“...All the good simple people in his novels, Little Nell, even the holy simpletons like Barnaby Rudge, are what he wanted to have been, and his villains were what he was (or rather, what he found in himself), his cruelty, his attacks of causeless enmity toward those who were helpless and looked to him for comfort, his shrinking from those whom he ought to love, being used up in what he wrote. There were two people in him, he told me: one who feels as he ought to feel and one who feels the opposite. From the one who feels the opposite I make my evil characters, from the one who feels as a man ought to feel I try to live my life. ‘Only two people?’ I asked.”
Hell of a story, that--almost too good to be true. In fact, appeared in several biographies of Dickens before anyone noticed that it was certain to be false. But who invented it, and why?

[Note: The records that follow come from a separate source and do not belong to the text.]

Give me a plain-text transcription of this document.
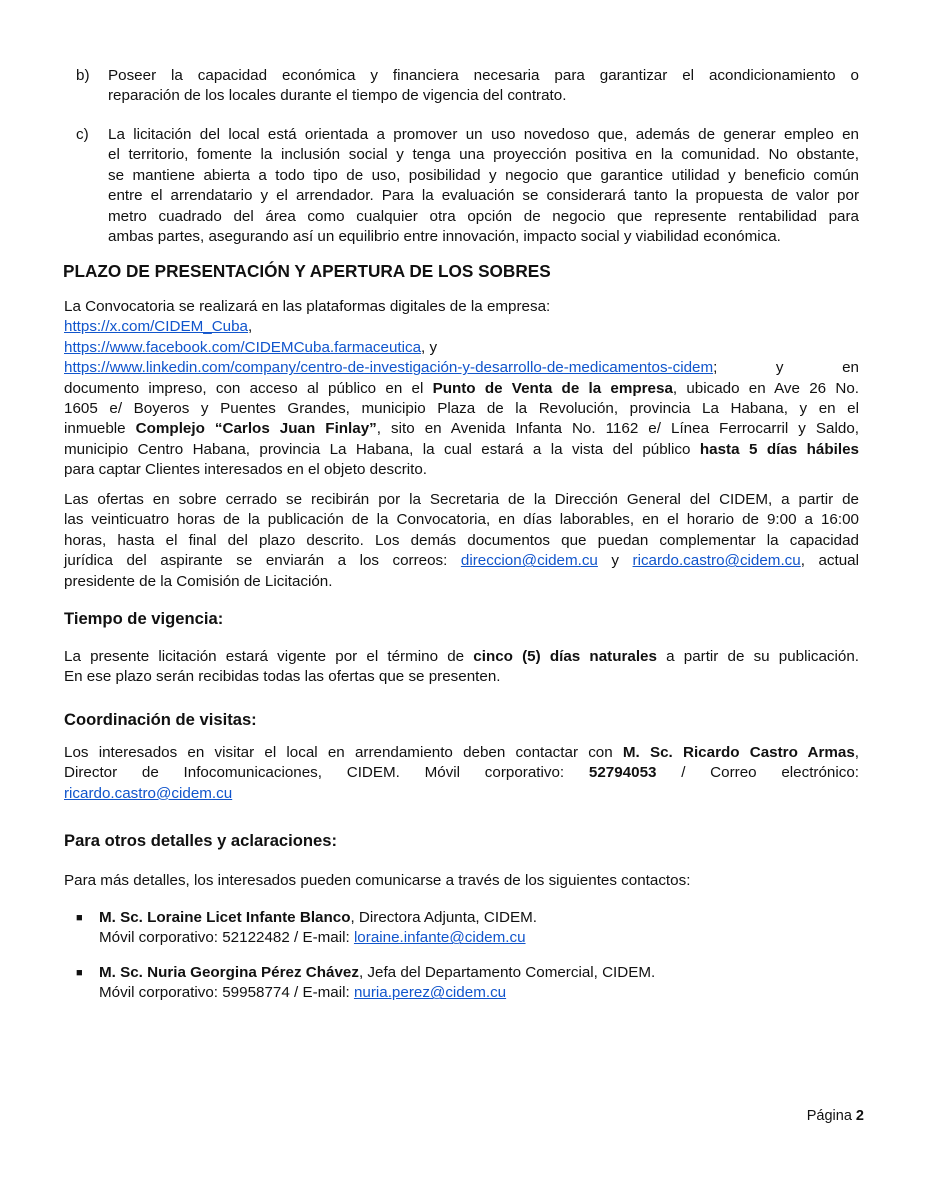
b) Poseer la capacidad económica y financiera necesaria para garantizar el acondicionamiento o
reparación de los locales durante el tiempo de vigencia del contrato.
c) La licitación del local está orientada a promover un uso novedoso que, además de generar empleo en
el territorio, fomente la inclusión social y tenga una proyección positiva en la comunidad. No obstante,
se mantiene abierta a todo tipo de uso, posibilidad y negocio que garantice utilidad y beneficio común
entre el arrendatario y el arrendador. Para la evaluación se considerará tanto la propuesta de valor por
metro cuadrado del área como cualquier otra opción de negocio que represente rentabilidad para
ambas partes, asegurando así un equilibrio entre innovación, impacto social y viabilidad económica.
PLAZO DE PRESENTACIÓN Y APERTURA DE LOS SOBRES
La Convocatoria se realizará en las plataformas digitales de la empresa:
https://x.com/CIDEM_Cuba,
https://www.facebook.com/CIDEMCuba.farmaceutica, y
https://www.linkedin.com/company/centro-de-investigación-y-desarrollo-de-medicamentos-cidem;	y	en
documento impreso, con acceso al público en el Punto de Venta de la empresa, ubicado en Ave 26 No.
1605 e/ Boyeros y Puentes Grandes, municipio Plaza de la Revolución, provincia La Habana, y en el
inmueble Complejo “Carlos Juan Finlay”, sito en Avenida Infanta No. 1162 e/ Línea Ferrocarril y Saldo,
municipio Centro Habana, provincia La Habana, la cual estará a la vista del público hasta 5 días hábiles
para captar Clientes interesados en el objeto descrito.
Las ofertas en sobre cerrado se recibirán por la Secretaria de la Dirección General del CIDEM, a partir de
las veinticuatro horas de la publicación de la Convocatoria, en días laborables, en el horario de 9:00 a 16:00
horas, hasta el final del plazo descrito. Los demás documentos que puedan complementar la capacidad
jurídica del aspirante se enviarán a los correos: direccion@cidem.cu y ricardo.castro@cidem.cu, actual
presidente de la Comisión de Licitación.
Tiempo de vigencia:
La presente licitación estará vigente por el término de cinco (5) días naturales a partir de su publicación.
En ese plazo serán recibidas todas las ofertas que se presenten.
Coordinación de visitas:
Los interesados en visitar el local en arrendamiento deben contactar con M. Sc. Ricardo Castro Armas,
Director de Infocomunicaciones, CIDEM. Móvil corporativo: 52794053 / Correo electrónico:
ricardo.castro@cidem.cu
Para otros detalles y aclaraciones:
Para más detalles, los interesados pueden comunicarse a través de los siguientes contactos:
■ M. Sc. Loraine Licet Infante Blanco, Directora Adjunta, CIDEM.
Móvil corporativo: 52122482 / E-mail: loraine.infante@cidem.cu
■ M. Sc. Nuria Georgina Pérez Chávez, Jefa del Departamento Comercial, CIDEM.
Móvil corporativo: 59958774 / E-mail: nuria.perez@cidem.cu
Página 2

In The Times Literary Supplement, Eric Naiman traces the history of this hoax. The truth is, shockingly, even more fascinating than the lie. What Naiman uncovers seems to be a single disaffected scholar who has created a labyrinthine network of false identities to give his publications--including not only literary criticism but science-fiction, satirical novels, and nipple-themed erotica--an aura of respectability. Naiman's account seems at first like a story of runaway hubris, but somewhere toward the end, when he writes about how the culprit, using one of his sock puppet aliases, purchased a small brochure for the British Library about his own novel with "no ISBN and held together by staples," it becomes something deeply tragic and extremely fascinating.